This chapter provides an overview of PostgreSQL's database cluster structure, which includes both logical and physical aspects. A database cluster is a collection of databases managed by a PostgreSQL server, and it does not refer to a group of database servers.
The logical structure consists of database objects such as tables, indexes, sequences, views, and functions. PostgreSQL internally manages these objects using object identifiers (OIDs), which are unsigned 4-byte integers. The relationships between these objects and their OIDs are stored in system catalogs based on the object type.
The physical structure of a database cluster is primarily composed of one base directory containing subdirectories and files. Each database is a subdirectory under the base subdirectory, and tables and indexes are stored as files within their respective database subdirectories. PostgreSQL also supports tablespaces, which are directories containing data outside the base directory.

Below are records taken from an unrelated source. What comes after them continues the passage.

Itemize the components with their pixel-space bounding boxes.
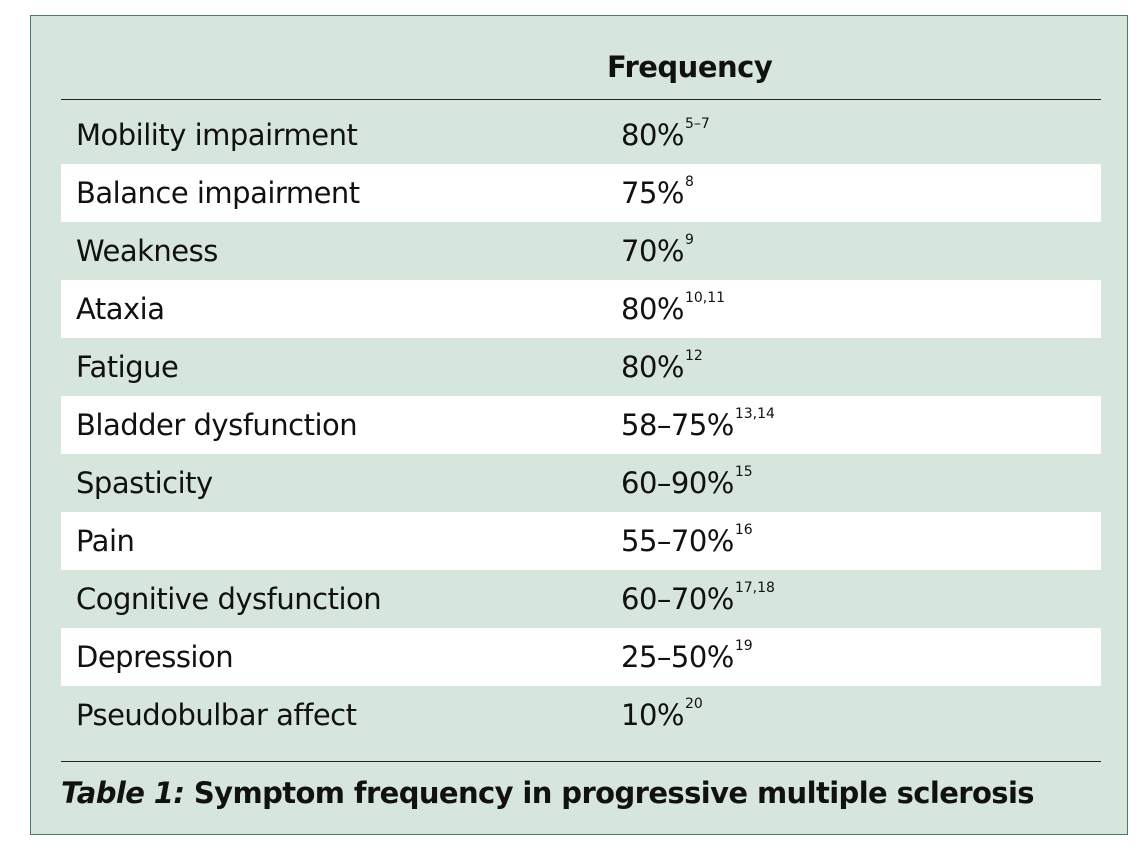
reference-superscript: 12 bbox=[684, 348, 703, 364]
table-row: Balance impairment 75%8 bbox=[61, 164, 1101, 222]
symptom-cell: Balance impairment bbox=[76, 176, 360, 210]
table-caption: Table 1: Symptom frequency in progressiv… bbox=[61, 776, 1035, 810]
reference-superscript: 17,18 bbox=[734, 580, 775, 596]
frequency-cell: 80%12 bbox=[621, 348, 703, 384]
reference-superscript: 9 bbox=[684, 232, 694, 248]
table-row: Mobility impairment 80%5–7 bbox=[61, 106, 1101, 164]
frequency-value: 58–75% bbox=[621, 408, 734, 442]
frequency-value: 60–70% bbox=[621, 582, 734, 616]
caption-divider bbox=[61, 761, 1101, 762]
reference-superscript: 8 bbox=[684, 174, 694, 190]
frequency-column-header: Frequency bbox=[607, 50, 773, 84]
table-row: Weakness 70%9 bbox=[61, 222, 1101, 280]
table-row: Bladder dysfunction 58–75%13,14 bbox=[61, 396, 1101, 454]
reference-superscript: 5–7 bbox=[684, 116, 710, 132]
symptom-cell: Ataxia bbox=[76, 292, 165, 326]
frequency-value: 80% bbox=[621, 350, 684, 384]
frequency-cell: 60–90%15 bbox=[621, 464, 753, 500]
symptom-cell: Pain bbox=[76, 524, 135, 558]
reference-superscript: 16 bbox=[734, 522, 753, 538]
table-row: Pseudobulbar affect 10%20 bbox=[61, 686, 1101, 744]
table-row: Depression 25–50%19 bbox=[61, 628, 1101, 686]
frequency-value: 80% bbox=[621, 292, 684, 326]
caption-label: Table 1: bbox=[61, 776, 185, 810]
symptom-cell: Depression bbox=[76, 640, 234, 674]
reference-superscript: 13,14 bbox=[734, 406, 775, 422]
frequency-cell: 25–50%19 bbox=[621, 638, 753, 674]
symptom-cell: Cognitive dysfunction bbox=[76, 582, 382, 616]
frequency-value: 25–50% bbox=[621, 640, 734, 674]
symptom-cell: Pseudobulbar affect bbox=[76, 698, 357, 732]
table-header: Frequency bbox=[61, 16, 1101, 100]
table-body: Mobility impairment 80%5–7 Balance impai… bbox=[61, 106, 1101, 744]
frequency-value: 60–90% bbox=[621, 466, 734, 500]
frequency-cell: 55–70%16 bbox=[621, 522, 753, 558]
table-row: Ataxia 80%10,11 bbox=[61, 280, 1101, 338]
reference-superscript: 15 bbox=[734, 464, 753, 480]
table-row: Fatigue 80%12 bbox=[61, 338, 1101, 396]
frequency-cell: 80%5–7 bbox=[621, 116, 710, 152]
caption-text: Symptom frequency in progressive multipl… bbox=[184, 776, 1035, 810]
symptom-cell: Weakness bbox=[76, 234, 218, 268]
frequency-cell: 75%8 bbox=[621, 174, 694, 210]
frequency-cell: 10%20 bbox=[621, 696, 703, 732]
symptom-cell: Spasticity bbox=[76, 466, 213, 500]
symptom-cell: Bladder dysfunction bbox=[76, 408, 358, 442]
frequency-cell: 70%9 bbox=[621, 232, 694, 268]
symptom-cell: Fatigue bbox=[76, 350, 179, 384]
frequency-value: 80% bbox=[621, 118, 684, 152]
frequency-value: 75% bbox=[621, 176, 684, 210]
frequency-value: 70% bbox=[621, 234, 684, 268]
reference-superscript: 19 bbox=[734, 638, 753, 654]
table-row: Spasticity 60–90%15 bbox=[61, 454, 1101, 512]
table-row: Pain 55–70%16 bbox=[61, 512, 1101, 570]
frequency-cell: 60–70%17,18 bbox=[621, 580, 775, 616]
symptom-cell: Mobility impairment bbox=[76, 118, 358, 152]
frequency-value: 10% bbox=[621, 698, 684, 732]
table-panel: Frequency Mobility impairment 80%5–7 Bal… bbox=[30, 15, 1128, 835]
frequency-cell: 80%10,11 bbox=[621, 290, 726, 326]
reference-superscript: 20 bbox=[684, 696, 703, 712]
table-row: Cognitive dysfunction 60–70%17,18 bbox=[61, 570, 1101, 628]
frequency-cell: 58–75%13,14 bbox=[621, 406, 775, 442]
frequency-value: 55–70% bbox=[621, 524, 734, 558]
reference-superscript: 10,11 bbox=[684, 290, 726, 306]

Files associated with tables and indexes are managed by the relfile node variable. When a table or index file size exceeds 1GB, PostgreSQL creates new files with incremented numbers (e.g., relfilenode.1, relfilenode.2) to accommodate the larger size. Tables have associated free space maps and visibility maps, while indexes only have free space maps.

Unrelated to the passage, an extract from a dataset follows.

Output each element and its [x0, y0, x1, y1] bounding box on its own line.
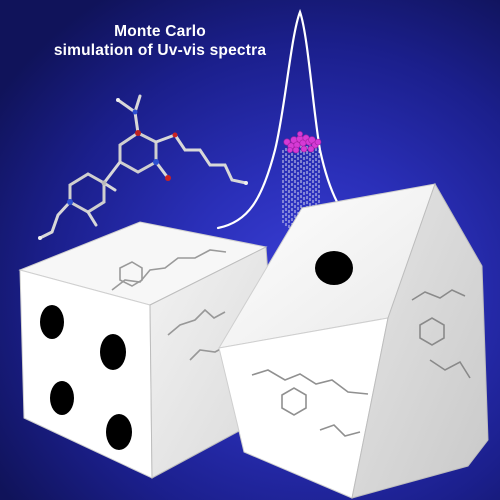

Tablespaces in PostgreSQL are additional data areas outside the base directory, created under a specified directory when a CREATE TABLESPACE statement is issued. The tablespace directory is addressed by a symbolic link from the pg_tblspc subdirectory, and its link name is the same as the tablespace's OID value.

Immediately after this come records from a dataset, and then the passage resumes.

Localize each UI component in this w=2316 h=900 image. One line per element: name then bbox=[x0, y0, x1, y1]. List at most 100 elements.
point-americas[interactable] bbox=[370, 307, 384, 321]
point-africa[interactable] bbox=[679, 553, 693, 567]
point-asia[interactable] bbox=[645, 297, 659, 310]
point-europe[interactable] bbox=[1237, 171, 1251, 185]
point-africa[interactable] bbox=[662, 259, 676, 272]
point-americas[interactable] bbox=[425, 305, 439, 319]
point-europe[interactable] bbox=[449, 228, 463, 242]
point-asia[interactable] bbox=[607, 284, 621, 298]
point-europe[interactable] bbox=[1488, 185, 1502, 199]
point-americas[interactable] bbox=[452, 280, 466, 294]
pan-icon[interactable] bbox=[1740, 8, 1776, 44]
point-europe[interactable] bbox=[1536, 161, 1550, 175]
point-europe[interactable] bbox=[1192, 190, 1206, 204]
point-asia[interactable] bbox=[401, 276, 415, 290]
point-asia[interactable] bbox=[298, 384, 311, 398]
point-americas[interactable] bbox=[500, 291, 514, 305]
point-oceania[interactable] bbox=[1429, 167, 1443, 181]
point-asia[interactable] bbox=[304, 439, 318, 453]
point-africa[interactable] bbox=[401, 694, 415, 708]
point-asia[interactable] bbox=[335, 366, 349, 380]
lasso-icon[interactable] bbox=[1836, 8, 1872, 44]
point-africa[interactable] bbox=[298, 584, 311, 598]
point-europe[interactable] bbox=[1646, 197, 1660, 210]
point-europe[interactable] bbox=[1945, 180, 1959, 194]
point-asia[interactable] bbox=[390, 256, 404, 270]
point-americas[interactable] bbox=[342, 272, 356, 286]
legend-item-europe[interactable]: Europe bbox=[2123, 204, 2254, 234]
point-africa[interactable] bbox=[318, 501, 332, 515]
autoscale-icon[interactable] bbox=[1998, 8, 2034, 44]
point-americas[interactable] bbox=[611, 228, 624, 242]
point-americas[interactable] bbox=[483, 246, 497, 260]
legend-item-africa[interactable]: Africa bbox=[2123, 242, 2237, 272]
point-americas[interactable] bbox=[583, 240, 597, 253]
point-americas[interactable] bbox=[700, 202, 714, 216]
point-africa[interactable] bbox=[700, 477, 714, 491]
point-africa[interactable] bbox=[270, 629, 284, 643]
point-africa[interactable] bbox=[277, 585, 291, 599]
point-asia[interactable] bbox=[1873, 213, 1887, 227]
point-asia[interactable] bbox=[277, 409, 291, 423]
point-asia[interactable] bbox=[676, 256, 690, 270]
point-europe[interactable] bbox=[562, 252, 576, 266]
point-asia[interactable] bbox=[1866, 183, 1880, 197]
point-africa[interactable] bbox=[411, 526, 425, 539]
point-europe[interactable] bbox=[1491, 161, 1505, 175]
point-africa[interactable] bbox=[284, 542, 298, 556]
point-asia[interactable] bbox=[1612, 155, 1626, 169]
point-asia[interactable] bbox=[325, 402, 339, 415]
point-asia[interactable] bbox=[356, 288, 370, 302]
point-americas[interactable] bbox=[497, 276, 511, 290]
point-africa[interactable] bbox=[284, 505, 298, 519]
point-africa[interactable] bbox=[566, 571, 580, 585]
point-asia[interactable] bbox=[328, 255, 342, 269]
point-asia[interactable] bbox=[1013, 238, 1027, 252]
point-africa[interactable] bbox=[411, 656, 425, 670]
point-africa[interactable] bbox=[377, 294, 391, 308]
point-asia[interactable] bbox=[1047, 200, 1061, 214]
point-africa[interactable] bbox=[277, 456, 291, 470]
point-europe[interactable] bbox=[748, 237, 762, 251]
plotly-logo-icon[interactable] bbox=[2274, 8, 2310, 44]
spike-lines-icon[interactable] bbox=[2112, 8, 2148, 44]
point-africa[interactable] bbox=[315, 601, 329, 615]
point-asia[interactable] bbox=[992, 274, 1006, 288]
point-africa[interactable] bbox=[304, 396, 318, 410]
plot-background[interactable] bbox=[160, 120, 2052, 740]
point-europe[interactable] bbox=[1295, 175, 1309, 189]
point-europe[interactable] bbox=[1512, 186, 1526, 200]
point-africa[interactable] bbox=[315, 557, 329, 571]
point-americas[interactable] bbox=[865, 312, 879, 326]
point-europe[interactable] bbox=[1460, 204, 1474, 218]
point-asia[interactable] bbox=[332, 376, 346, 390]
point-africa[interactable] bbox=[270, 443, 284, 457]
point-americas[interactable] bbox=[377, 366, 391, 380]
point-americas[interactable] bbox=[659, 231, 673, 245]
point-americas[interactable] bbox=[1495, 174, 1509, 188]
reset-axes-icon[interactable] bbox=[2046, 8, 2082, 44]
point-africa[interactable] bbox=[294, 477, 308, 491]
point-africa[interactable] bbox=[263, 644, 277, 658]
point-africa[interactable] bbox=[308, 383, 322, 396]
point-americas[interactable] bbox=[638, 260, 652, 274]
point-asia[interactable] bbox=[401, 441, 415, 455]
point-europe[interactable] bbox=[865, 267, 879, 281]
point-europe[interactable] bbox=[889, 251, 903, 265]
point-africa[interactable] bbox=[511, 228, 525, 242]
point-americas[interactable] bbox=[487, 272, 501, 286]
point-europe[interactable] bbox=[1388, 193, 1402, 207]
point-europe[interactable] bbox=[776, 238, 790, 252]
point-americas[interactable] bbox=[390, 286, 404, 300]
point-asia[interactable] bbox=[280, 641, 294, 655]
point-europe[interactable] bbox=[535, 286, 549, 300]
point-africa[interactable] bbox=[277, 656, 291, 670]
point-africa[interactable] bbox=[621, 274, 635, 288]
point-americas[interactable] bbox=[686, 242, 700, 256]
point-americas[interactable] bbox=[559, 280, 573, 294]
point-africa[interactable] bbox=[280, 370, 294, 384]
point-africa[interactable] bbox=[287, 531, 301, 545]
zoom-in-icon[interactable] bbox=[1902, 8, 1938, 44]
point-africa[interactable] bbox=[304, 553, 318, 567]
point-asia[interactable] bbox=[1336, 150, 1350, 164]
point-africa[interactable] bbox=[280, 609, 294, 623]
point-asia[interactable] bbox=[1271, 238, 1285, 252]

Heap table file in PostgreSQL is divided into fixed-length pages or blocks of 8192 bytes (8 KB). Each page has a sequential block number, and the internal layout of these pages depends on the data file types. In a heap table file, a page contains three types of data: heap tuples, line pointers, and header data.
Heap tuples are the record data itself, line pointers are 4-byte long pointers to each heap tuple, and header data contains general information about the page. To identify a tuple within the table, a tuple identifier (TID) is used, which consists of the block number and the offset number of the line pointer pointing to the tuple.
The content also explains the writing and reading methods of heap tuples. When writing, the tuple is placed after the previous one, with line pointers and header data updated accordingly. Reading tuples can be done either through a sequential scan, where all tuples in all pages are sequentially read, or through a B-tree index scan, which uses index tuples to find the target heap tuple without unnecessary scanning.